The most abundant rocks also contain huge amounts of potassium, but which is expensive to extract.

Neither in nature nor in agriculture potassium is ever a limiting nutrient like nitrogen and phosphorus.

I have to object to the last sentence. I’ve gotten lots of soil tests from various locations in soil and greenhouse media where I need more nitrogen (almost always) and potassium (sometimes), but never phosphorus.

And I even live in one of the blue states with lower P in the soil.

https://pubs.usgs.gov/sir/2017/5118/sir20175118_element.php?...

There's a gardening channel on youtube I watch (RED Gardens) where the guy does all sorts of small scale experiments with organic gardening. He was a bit surprised to discover his soils have excess potassium, from the various organic materials he had been using (like wood chips for mulch; pot ash, right?) The soils were also sodium deficient, so he was thinking of spreading measured amounts of salt!

He also discovered commercial compost can be crap, since it hasn't broken down enough and soaks up nitrogen as it finishes its decomposition in the ground. So if your potatoes are struggling in something like that, slather on some urea and they'll perk (and green) right up.

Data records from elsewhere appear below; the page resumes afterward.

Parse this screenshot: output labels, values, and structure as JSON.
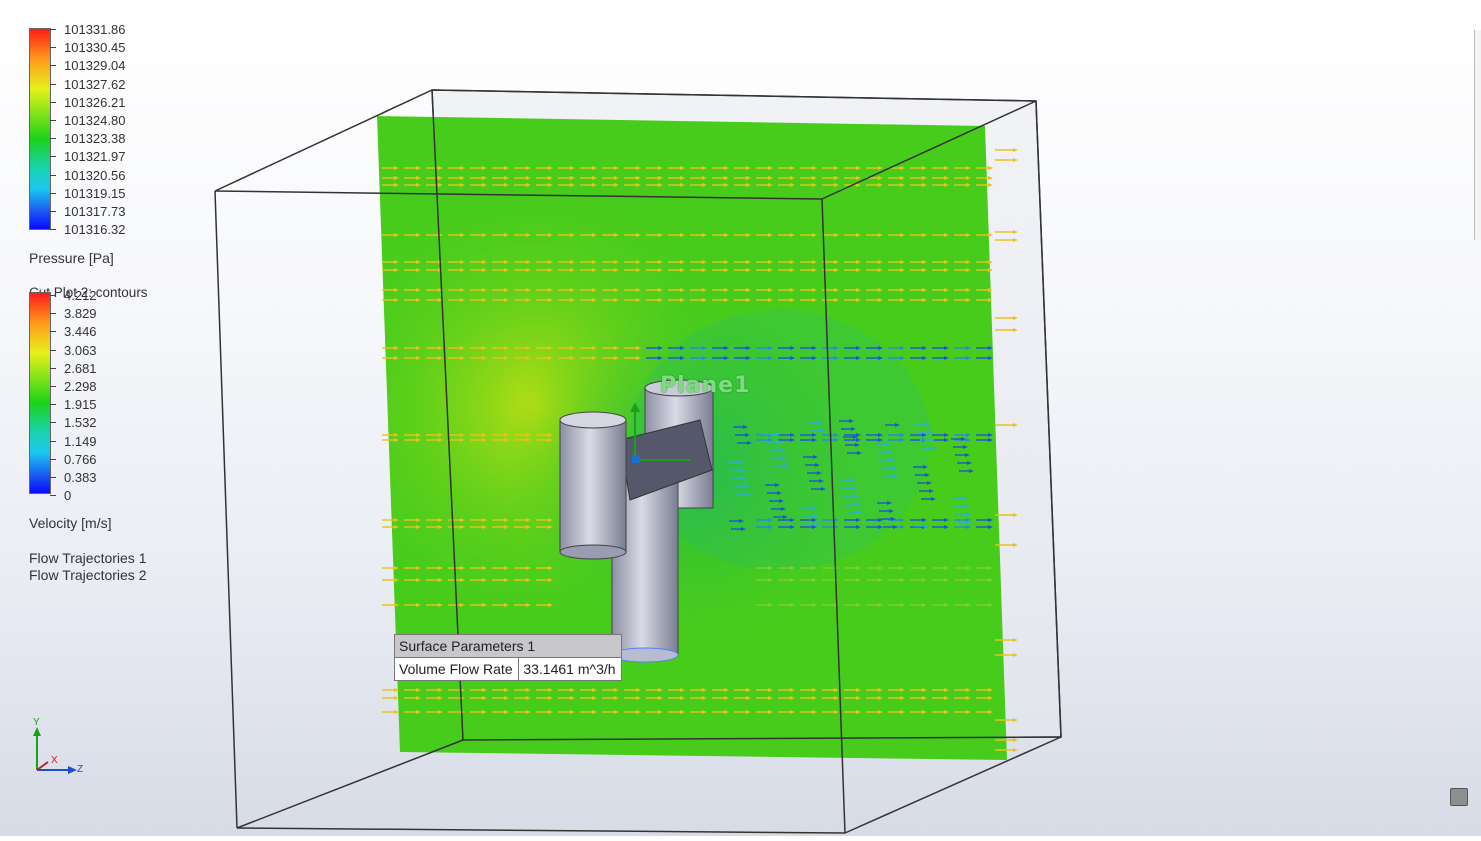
{
  "pressure_legend": {
    "ticks": [
      "101331.86",
      "101330.45",
      "101329.04",
      "101327.62",
      "101326.21",
      "101324.80",
      "101323.38",
      "101321.97",
      "101320.56",
      "101319.15",
      "101317.73",
      "101316.32"
    ],
    "title": "Pressure [Pa]"
  },
  "velocity_legend": {
    "header": "Cut Plot 2: contours",
    "ticks": [
      "4.212",
      "3.829",
      "3.446",
      "3.063",
      "2.681",
      "2.298",
      "1.915",
      "1.532",
      "1.149",
      "0.766",
      "0.383",
      "0"
    ],
    "title": "Velocity [m/s]"
  },
  "trajectories": [
    "Flow Trajectories 1",
    "Flow Trajectories 2"
  ],
  "plane_label": "Plane1",
  "surface_parameters": {
    "title": "Surface Parameters 1",
    "param_name": "Volume Flow Rate",
    "param_value": "33.1461 m^3/h"
  },
  "triad": {
    "y": "Y",
    "x": "X",
    "z": "Z"
  },
  "colors": {
    "background": "#eef0f5",
    "cut_plane": "#48cc1c",
    "arrow_warm": "#e6c31e",
    "arrow_cool": "#1e55d8",
    "geometry": "#a8abbd"
  }
}
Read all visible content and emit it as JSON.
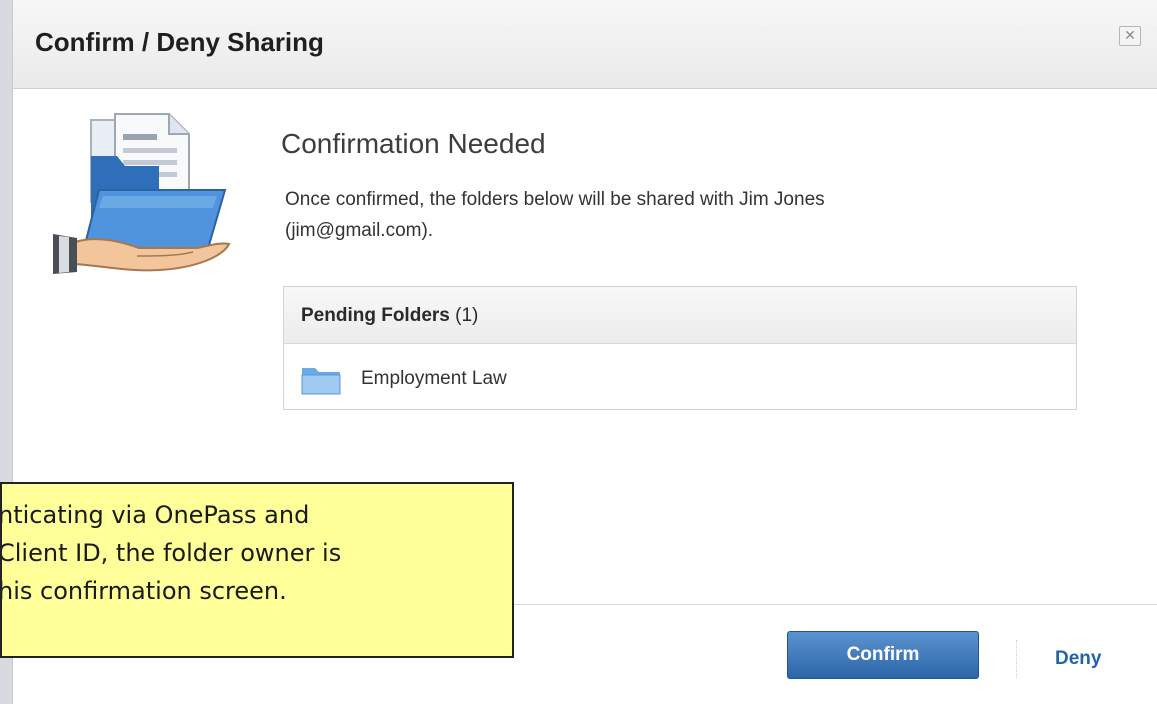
{
  "dialog": {
    "title": "Confirm / Deny Sharing",
    "close_icon": "close-icon",
    "illustration_icon": "shared-folder-hand-icon"
  },
  "confirmation": {
    "heading": "Confirmation Needed",
    "message_line1": "Once confirmed, the folders below will be shared with Jim Jones",
    "message_line2": "(jim@gmail.com)."
  },
  "pending": {
    "header_label": "Pending Folders",
    "header_count": " (1)",
    "folders": [
      {
        "name": "Employment Law",
        "icon": "folder-icon"
      }
    ]
  },
  "actions": {
    "confirm_label": "Confirm",
    "deny_label": "Deny"
  },
  "callout": {
    "line1": "nticating via OnePass and",
    "line2": "Client ID, the folder owner is",
    "line3": "his confirmation screen."
  },
  "colors": {
    "accent_blue": "#2c66a8",
    "link_blue": "#2363ad",
    "callout_bg": "#ffff99"
  }
}
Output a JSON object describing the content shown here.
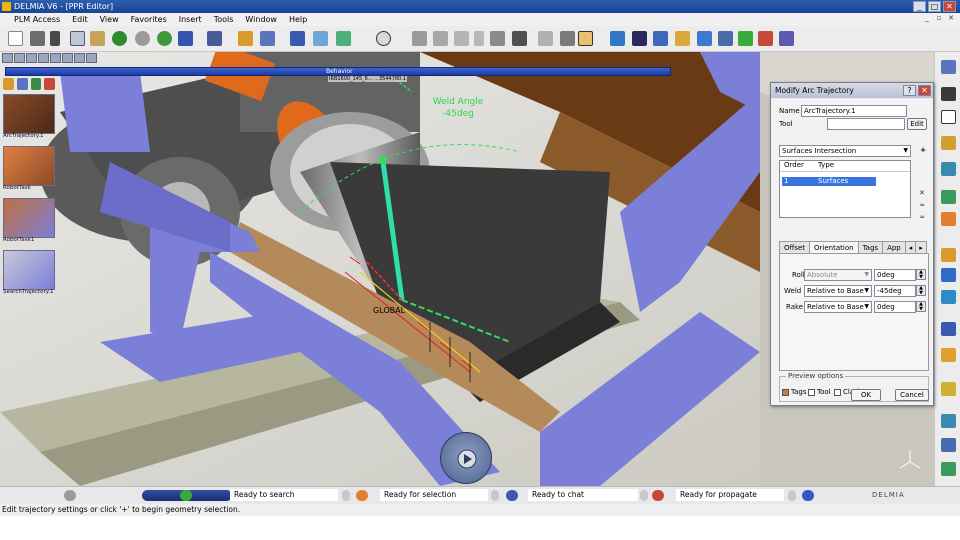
{
  "window": {
    "title": "DELMIA V6 - [PPR Editor]",
    "controls": [
      "_",
      "□",
      "✕"
    ]
  },
  "menu": {
    "items": [
      "PLM Access",
      "Edit",
      "View",
      "Favorites",
      "Insert",
      "Tools",
      "Window",
      "Help"
    ]
  },
  "behavior": {
    "label": "Behavior"
  },
  "tree": {
    "items": [
      {
        "label": "ArcTrajectory.1"
      },
      {
        "label": "RobotTask"
      },
      {
        "label": "RobotTask1"
      },
      {
        "label": "SearchTrajectory.1"
      }
    ]
  },
  "viewport": {
    "weld_angle_label": "Weld Angle",
    "weld_angle_value": "-45deg",
    "global_label": "GLOBAL",
    "tag_label": "IRB1600_145_6...",
    "tag_label_value": "...3544780.1"
  },
  "dialog": {
    "title": "Modify Arc Trajectory",
    "help_button": "?",
    "close_button": "✕",
    "name_label": "Name",
    "name_value": "ArcTrajectory.1",
    "tool_label": "Tool",
    "tool_value": "",
    "edit_button": "Edit",
    "method_value": "Surfaces Intersection",
    "add_button": "+",
    "list_headers": [
      "Order",
      "Type"
    ],
    "list_rows": [
      {
        "order": "1",
        "type": "Surfaces"
      }
    ],
    "tabs": [
      "Offset",
      "Orientation",
      "Tags",
      "App"
    ],
    "active_tab": "Orientation",
    "roll_label": "Roll",
    "roll_mode": "Absolute",
    "roll_value": "0deg",
    "weld_label": "Weld",
    "weld_mode": "Relative to Base",
    "weld_value": "-45deg",
    "rake_label": "Rake",
    "rake_mode": "Relative to Base",
    "rake_value": "0deg",
    "preview_title": "Preview options",
    "preview_tags": "Tags",
    "preview_tool": "Tool",
    "preview_clash": "Clash",
    "ok_button": "OK",
    "cancel_button": "Cancel"
  },
  "status": {
    "search": "Ready to search",
    "selection": "Ready for selection",
    "chat": "Ready to chat",
    "propagate": "Ready for propagate",
    "logo": "DELMIA"
  },
  "hint": "Edit trajectory settings or click '+' to begin geometry selection.",
  "colors": {
    "fixture_purple": "#7b7fd8",
    "robot_orange": "#e06a1c",
    "weld_green": "#2ee05a",
    "selection_blue": "#3a74e0"
  }
}
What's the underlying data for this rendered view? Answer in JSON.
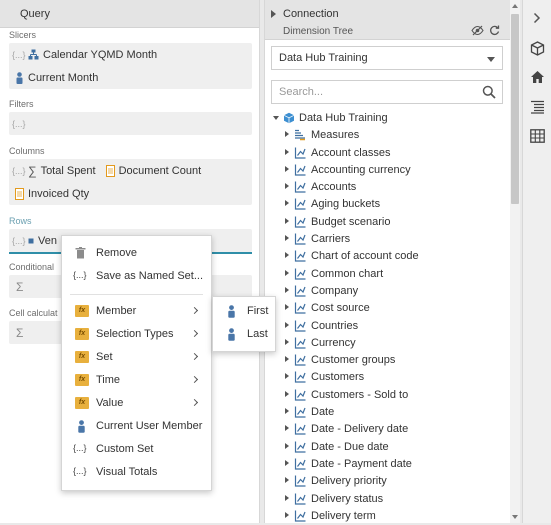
{
  "query": {
    "title": "Query",
    "slicers": {
      "label": "Slicers",
      "items": [
        "Calendar YQMD Month",
        "Current Month"
      ]
    },
    "filters": {
      "label": "Filters"
    },
    "columns": {
      "label": "Columns",
      "items": [
        "Total Spent",
        "Document Count",
        "Invoiced Qty"
      ]
    },
    "rows": {
      "label": "Rows",
      "items": [
        "Ven"
      ]
    },
    "conditional": {
      "label": "Conditional"
    },
    "cell_calc": {
      "label": "Cell calculat"
    },
    "brace": "{...}",
    "sigma": "Σ"
  },
  "connection": {
    "title": "Connection",
    "dimension_tree_title": "Dimension Tree",
    "selected_cube": "Data Hub Training",
    "search_placeholder": "Search...",
    "root": "Data Hub Training",
    "items": [
      "Measures",
      "Account classes",
      "Accounting currency",
      "Accounts",
      "Aging buckets",
      "Budget scenario",
      "Carriers",
      "Chart of account code",
      "Common chart",
      "Company",
      "Cost source",
      "Countries",
      "Currency",
      "Customer groups",
      "Customers",
      "Customers - Sold to",
      "Date",
      "Date - Delivery date",
      "Date - Due date",
      "Date - Payment date",
      "Delivery priority",
      "Delivery status",
      "Delivery term"
    ]
  },
  "context_menu": {
    "items": [
      "Remove",
      "Save as Named Set...",
      "Member",
      "Selection Types",
      "Set",
      "Time",
      "Value",
      "Current User Member",
      "Custom Set",
      "Visual Totals"
    ],
    "fx_glyph": "fx",
    "brace": "{...}"
  },
  "submenu": {
    "items": [
      "First",
      "Last"
    ]
  },
  "colors": {
    "accent": "#2f8ea8",
    "cube": "#3d8fd1",
    "hierarchy": "#3f6fa0",
    "fx_folder": "#e8b03d",
    "member": "#4a76a8"
  }
}
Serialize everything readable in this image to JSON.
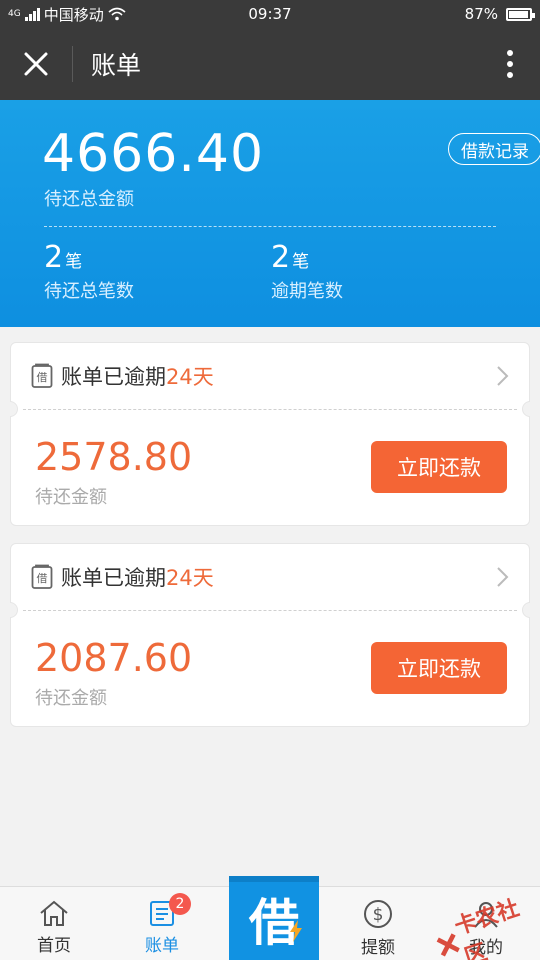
{
  "status_bar": {
    "network_tag": "4G",
    "carrier": "中国移动",
    "time": "09:37",
    "battery": "87%"
  },
  "nav": {
    "title": "账单"
  },
  "summary": {
    "total_amount": "4666.40",
    "total_label": "待还总金额",
    "record_button": "借款记录",
    "stats": [
      {
        "num": "2",
        "unit": "笔",
        "label": "待还总笔数"
      },
      {
        "num": "2",
        "unit": "笔",
        "label": "逾期笔数"
      }
    ]
  },
  "bills": [
    {
      "status_prefix": "账单已逾期",
      "days": "24天",
      "amount": "2578.80",
      "amount_label": "待还金额",
      "pay_button": "立即还款",
      "icon_char": "借"
    },
    {
      "status_prefix": "账单已逾期",
      "days": "24天",
      "amount": "2087.60",
      "amount_label": "待还金额",
      "pay_button": "立即还款",
      "icon_char": "借"
    }
  ],
  "tabs": {
    "home": "首页",
    "bills": "账单",
    "bills_badge": "2",
    "borrow": "借",
    "withdraw": "提额",
    "mine": "我的"
  },
  "watermark": "卡农社区",
  "colors": {
    "accent_blue": "#1192e2",
    "accent_orange": "#f46535"
  }
}
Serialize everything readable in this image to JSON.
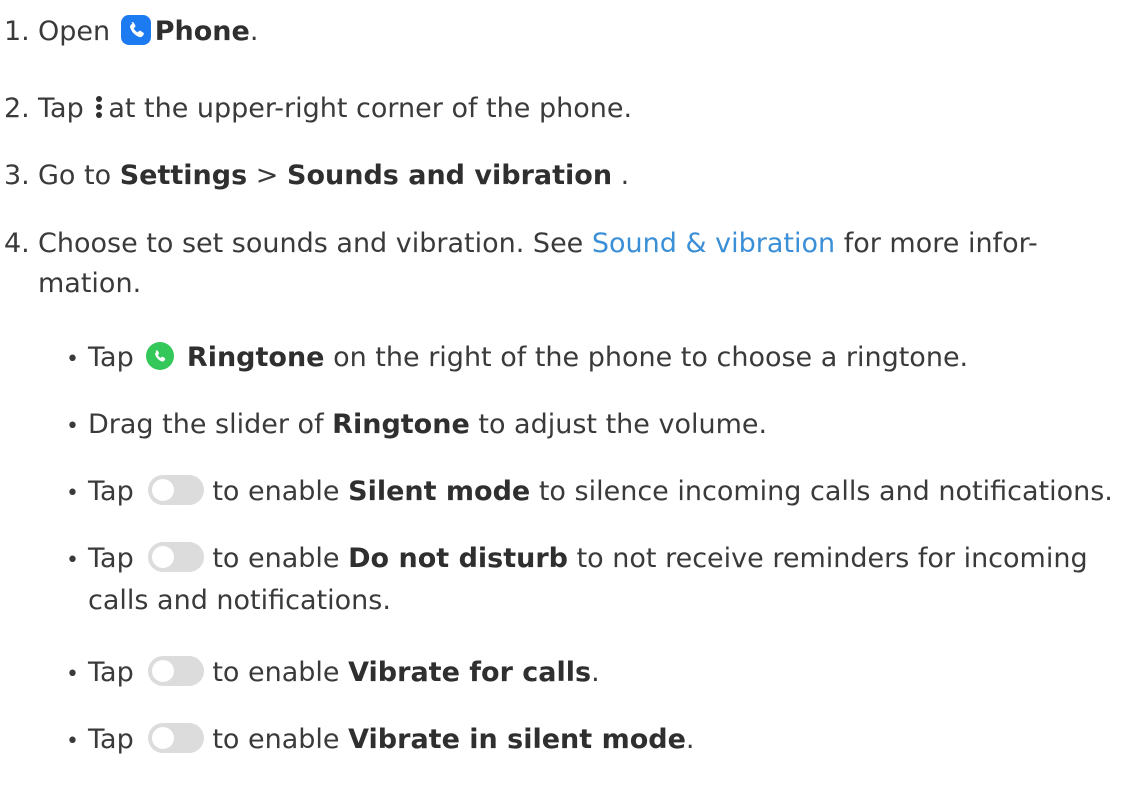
{
  "steps": [
    {
      "num": "1.",
      "before": "Open",
      "bold": "Phone",
      "after": ".",
      "icon": "phone-app-icon"
    },
    {
      "num": "2.",
      "before": "Tap",
      "after": "at the upper-right corner of the phone.",
      "icon": "more-options-icon"
    },
    {
      "num": "3.",
      "before": "Go to",
      "bold1": "Settings",
      "sep": ">",
      "bold2": "Sounds and vibration",
      "after": "."
    },
    {
      "num": "4.",
      "before": "Choose to set sounds and vibration. See",
      "link": "Sound & vibration",
      "after": "for more infor-",
      "cont": "mation."
    }
  ],
  "bullets": [
    {
      "dot": "•",
      "before": "Tap",
      "bold": "Ringtone",
      "after": "on the right of the phone to choose a ringtone.",
      "icon": "ringtone-icon"
    },
    {
      "dot": "•",
      "before": "Drag the slider of",
      "bold": "Ringtone",
      "after": "to adjust the volume."
    },
    {
      "dot": "•",
      "before": "Tap",
      "mid": "to enable",
      "bold": "Silent mode",
      "after": "to silence incoming calls and notifications.",
      "icon": "toggle-icon"
    },
    {
      "dot": "•",
      "before": "Tap",
      "mid": "to enable",
      "bold": "Do not disturb",
      "after": "to not receive reminders for incoming",
      "cont": "calls and notifications.",
      "icon": "toggle-icon"
    },
    {
      "dot": "•",
      "before": "Tap",
      "mid": "to enable",
      "bold": "Vibrate for calls",
      "after": ".",
      "icon": "toggle-icon"
    },
    {
      "dot": "•",
      "before": "Tap",
      "mid": "to enable",
      "bold": "Vibrate in silent mode",
      "after": ".",
      "icon": "toggle-icon"
    }
  ],
  "colors": {
    "text": "#3a3a3a",
    "link": "#3b8fd6",
    "phone_icon": "#1d7bf2",
    "ringtone_icon": "#34c759",
    "toggle_off": "#dcdcdc"
  }
}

if potassium was never a limiting nutrient it wouldn't be sold as a fertilizer at all, much less be one of the three primary fertilizer nutrients
You are right that I did not express that well, because as said it is true only in natural places, not in artificial cultures.

For modern cultivated lands potassium must be indeed used as a fertilizer, because much of what exists in the soil is removed by remaining in the plant parts that are harvested then transported elsewhere. Another part of the potassium may be washed away by intensive irrigation.

So the potassium that is taken away depending on the cultivation methods that are used must be replenished. However its abundance is such that this will never be a problem.